Apple introduced Swift to the world at last year’s Worldwide Developers Conference (WWDC). Apple previously had Objective C as the core language developers used to make iOS and OS X apps. Prior to this, Apple had been using Objective C for over 20 years, but always thought what they could do without the verbosity that comes with C. Swift is faster, more modern, safe and very interactive. It has also become a favourite with the developers as an easy-to-write language that sheds much of the baggage that comes with other languages. Swift apps are significantly faster than Objective-C apps, outperforming them by over 93x.

About four months ago, Apple made Swift open source along with is compiler, libraries and debugger. But this may not be the only reason why Google would want to chop of Java and go for a relatively new language. According to sources, Swift is not meant to entirely replace Java, which is Android’s current first class language. Although, this is merely the initial plan. Swift is thought to have a broader ‘upside’ than Java and since it is also open source Google could easily adopt it without changing its own open source mobile structure.

But the question remains whether Google could actually do it. And the simple answer is that they can. For starters, Android would need a run time environment for Swift. Then they would have to roll out support in the form of APIs and SDKs, and make their entire library Swift-compliant. Some low-level Android APIs, which are currently in C++, will have to re-written along with some high-level APIs written in Java.

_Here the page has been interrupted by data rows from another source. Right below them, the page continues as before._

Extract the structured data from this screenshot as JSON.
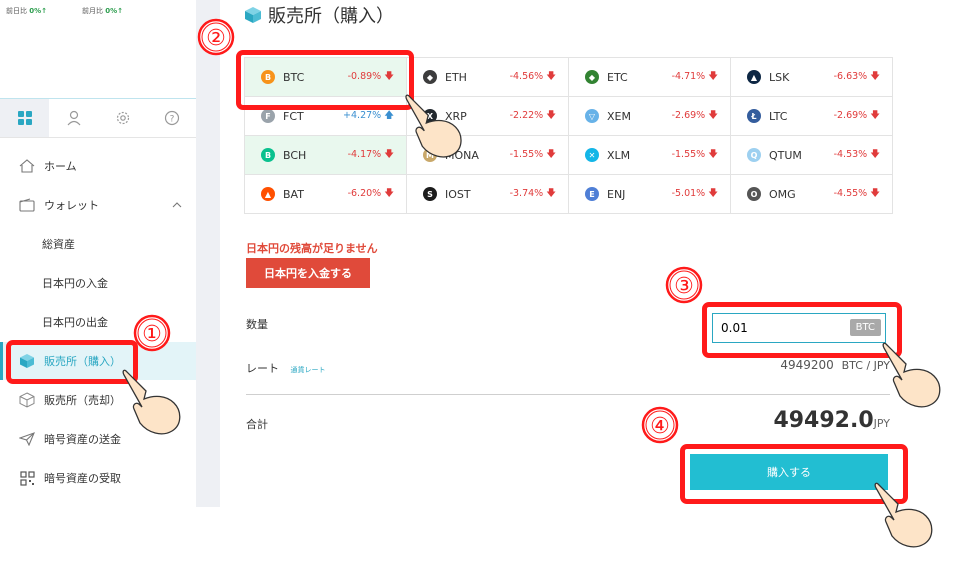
{
  "sidebar": {
    "stats": {
      "day_label": "前日比",
      "day_value": "0%↑",
      "month_label": "前月比",
      "month_value": "0%↑"
    },
    "tabs": [
      "grid-icon",
      "user-icon",
      "gear-icon",
      "help-icon"
    ],
    "items": [
      {
        "label": "ホーム",
        "icon": "home-icon"
      },
      {
        "label": "ウォレット",
        "icon": "wallet-icon"
      },
      {
        "label": "総資産"
      },
      {
        "label": "日本円の入金"
      },
      {
        "label": "日本円の出金"
      },
      {
        "label": "販売所（購入）",
        "icon": "cube-icon",
        "active": true
      },
      {
        "label": "販売所（売却）",
        "icon": "cube-outline-icon"
      },
      {
        "label": "暗号資産の送金",
        "icon": "send-icon"
      },
      {
        "label": "暗号資産の受取",
        "icon": "qr-icon"
      }
    ]
  },
  "main": {
    "title": "販売所（購入）",
    "coins": [
      [
        {
          "name": "BTC",
          "change": "-0.89%",
          "dir": "down",
          "color": "#f7931a",
          "glyph": "B"
        },
        {
          "name": "ETH",
          "change": "-4.56%",
          "dir": "down",
          "color": "#3c3c3d",
          "glyph": "◆"
        },
        {
          "name": "ETC",
          "change": "-4.71%",
          "dir": "down",
          "color": "#328332",
          "glyph": "◆"
        },
        {
          "name": "LSK",
          "change": "-6.63%",
          "dir": "down",
          "color": "#0d2744",
          "glyph": "▲"
        }
      ],
      [
        {
          "name": "FCT",
          "change": "+4.27%",
          "dir": "up",
          "color": "#9aa3ab",
          "glyph": "F"
        },
        {
          "name": "XRP",
          "change": "-2.22%",
          "dir": "down",
          "color": "#23292f",
          "glyph": "X"
        },
        {
          "name": "XEM",
          "change": "-2.69%",
          "dir": "down",
          "color": "#67b2e8",
          "glyph": "▽"
        },
        {
          "name": "LTC",
          "change": "-2.69%",
          "dir": "down",
          "color": "#345d9d",
          "glyph": "Ł"
        }
      ],
      [
        {
          "name": "BCH",
          "change": "-4.17%",
          "dir": "down",
          "color": "#0ac18e",
          "glyph": "B"
        },
        {
          "name": "MONA",
          "change": "-1.55%",
          "dir": "down",
          "color": "#c9a86a",
          "glyph": "M"
        },
        {
          "name": "XLM",
          "change": "-1.55%",
          "dir": "down",
          "color": "#14b6e7",
          "glyph": "✕"
        },
        {
          "name": "QTUM",
          "change": "-4.53%",
          "dir": "down",
          "color": "#9dd0f0",
          "glyph": "Q"
        }
      ],
      [
        {
          "name": "BAT",
          "change": "-6.20%",
          "dir": "down",
          "color": "#ff5000",
          "glyph": "▲"
        },
        {
          "name": "IOST",
          "change": "-3.74%",
          "dir": "down",
          "color": "#1c1c1c",
          "glyph": "S"
        },
        {
          "name": "ENJ",
          "change": "-5.01%",
          "dir": "down",
          "color": "#4f7fd6",
          "glyph": "E"
        },
        {
          "name": "OMG",
          "change": "-4.55%",
          "dir": "down",
          "color": "#555555",
          "glyph": "O"
        }
      ]
    ],
    "warning": "日本円の残高が足りません",
    "deposit_button": "日本円を入金する",
    "quantity_label": "数量",
    "quantity_value": "0.01",
    "quantity_unit": "BTC",
    "rate_label": "レート",
    "rate_link": "通貨レート",
    "rate_value": "4949200",
    "rate_unit": "BTC / JPY",
    "total_label": "合計",
    "total_value": "49492.0",
    "total_unit": "JPY",
    "buy_button": "購入する"
  },
  "annotations": [
    "①",
    "②",
    "③",
    "④"
  ],
  "colors": {
    "accent": "#22bed2",
    "highlight": "#ff1a1a",
    "down": "#e03b3b",
    "up": "#3a8fd0",
    "deposit": "#e04a3a"
  }
}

Last year, a developer named Romain Goyet tried Android with Swift and had some success which only proves that this can be done. Swift is no doubt one of the fastest growing languages and according to Github it is their 11th most popular language. But large-scale shift from Java to Swift would require massive re-works. And we’re not sure Google is entirely up for moving on from Java.

As for Facebook and Uber, contemplating a shift to Swift would be the benefits it could offer to developers. Swift is both a front-end and back-end language. For a product like Facebook, that’s beneficial because it potentially gives the company a wider scope to write APIs for services. Facebook is thought to be internally experimenting with Swift.

None of the three companies have however passed an official remark on this.